I obeyed. Soon a uniformed officer came out and said their boss in the car needed to talk to me.
I hesitated. Then he told me that I was under arrest for selling drugs.
“I was still hesitant, so he started dragging me into the car. I screamed.
I also noticed that the car boot had been opened.
On realising a crowd was gathering and that they couldn’t easily drag me into the car, they snatched my bag and drove off,” Mrs Otieno said.
She lost all the money.
Three weeks earlier, Mr Peter Tiang’a had been approached the same way, and he was unlucky enough to be thrown into the car.
It was on December 31, 2013 and he had withdrawn Sh106,000 from a bank in Luanda for his construction project.
“Home is not far from the bank, so I went back on foot. While on the last stretch of a murram road before reaching home, a saloon car sped past me. One or two of the people inside waved at me and I waved back.
“To my shock, the car made a U-turn a few steps ahead of me.
Then a man in police uniform came out and said I was the man they had been looking for.
“Things happened in quick succession and after a long drive on the floor of the car, I was bundled but only after I had surrendered my ATM card plus the PIN ,” Tiang’a said.
Mr Tianga’s ordeal was similar to what a Standard Media Group editor went through in July last year.
Mr Amos Kareithi was robbed of Sh75,000 cash while Sh20,000 was withdrawn from an ATM in Nairobi.
Such incidents were so common in Mombasa in 2012 that the then Coast Provincial criminal investigations officer Ambrose Munyasia accused bank employees of colluding with criminals.
Similar cases were reported in Nakuru in December last year.
Police boss Bernard Kioko said they had received five cases of people dressed like policemen pouncing on those who had withdrawn substantial amounts of money over the counter.
Speaking to Saturday Nation on Thursday, Vihiga County Commissioner Boaz Cherotich said such robberies had become the norm in the area.
“We are told that when somebody withdraws Sh5,000 or thereabouts, nobody steals from them.
But when a higher amount like Sh400,000 is withdrawn, the customer is attacked on the way and his money taken away.
These are over the counter withdrawals,” he said.
The county commissioner said a security meeting would be called to discuss the matter adding that he would also consider meeting with the bankers.
Police on Tuesday said they had arrested two men believed to have been in the gang that stole from Mrs Otieno.
Khwisero police boss Joseph Arasa said one of those arrested was a former police officer.

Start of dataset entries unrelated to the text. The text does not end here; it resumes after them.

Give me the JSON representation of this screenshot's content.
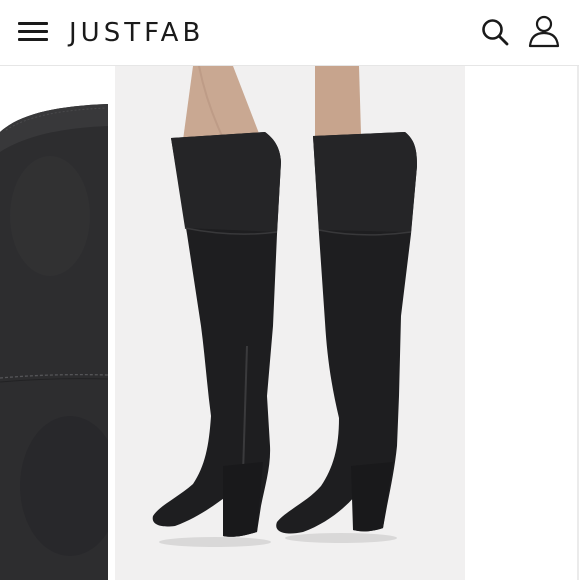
{
  "header": {
    "logo_text": "JUSTFAB",
    "icons": {
      "menu": "hamburger-menu-icon",
      "search": "search-icon",
      "account": "user-icon"
    }
  },
  "gallery": {
    "images": [
      {
        "name": "boot-suede-detail-closeup",
        "role": "previous-thumbnail"
      },
      {
        "name": "black-suede-over-the-knee-boots-on-model",
        "role": "main-image"
      }
    ]
  },
  "colors": {
    "accent": "#1a1a1a",
    "boot": "#1e1e20",
    "background": "#ffffff",
    "image_backdrop": "#f1f0f0"
  }
}
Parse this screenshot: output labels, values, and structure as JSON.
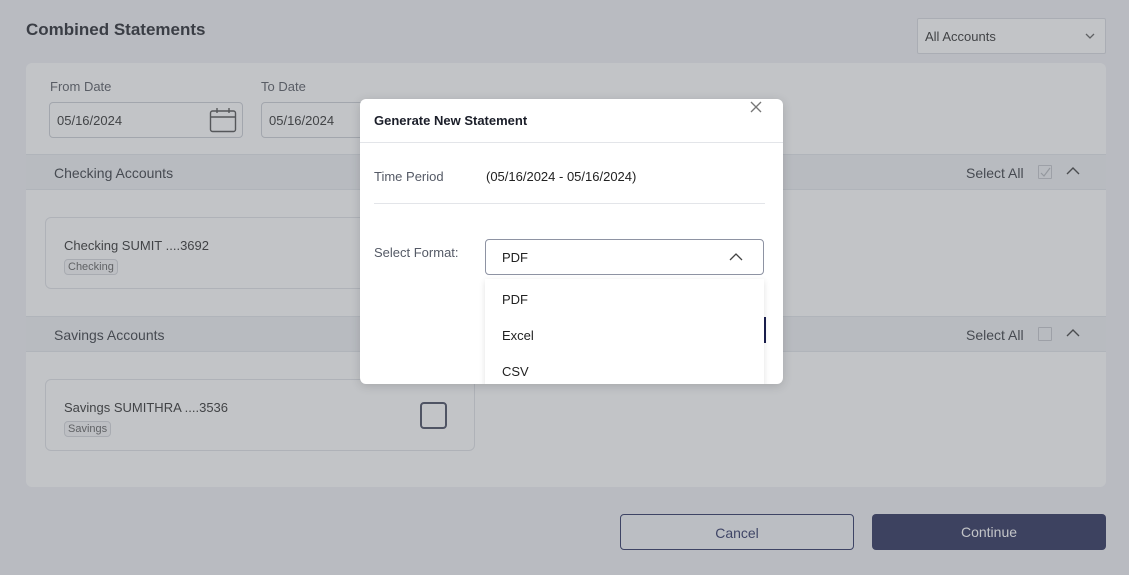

The gang mostly uses a white saloon car with tinted windows and that it usually has a leader who commands the rest of the team.
Some of the gang members are said to be former police officers who know how to intimidate a victim to surrender, are capable of striking anywhere in Kenya and know how to conceal their faces while using ATM machines using their victims cards.
Mr Tiang’a said the robbers recently used a machine in Mbale town to withdraw Sh5,000 but, strangely, the machine didn’t capture a face.
The Kenya Commercial Bank, one of the banks whose ATMs have been used in the crime, said suspected fraudsters were arrested Friday.
“The report with the police is that on January 16 around Mbale Branch three suspects tried to steal from a customer as they were entering the branch and they were arrested.
The matter is with the police under investigation,” said Ms Judith Odhiambo, the acting director of corporate and regulatory affairs.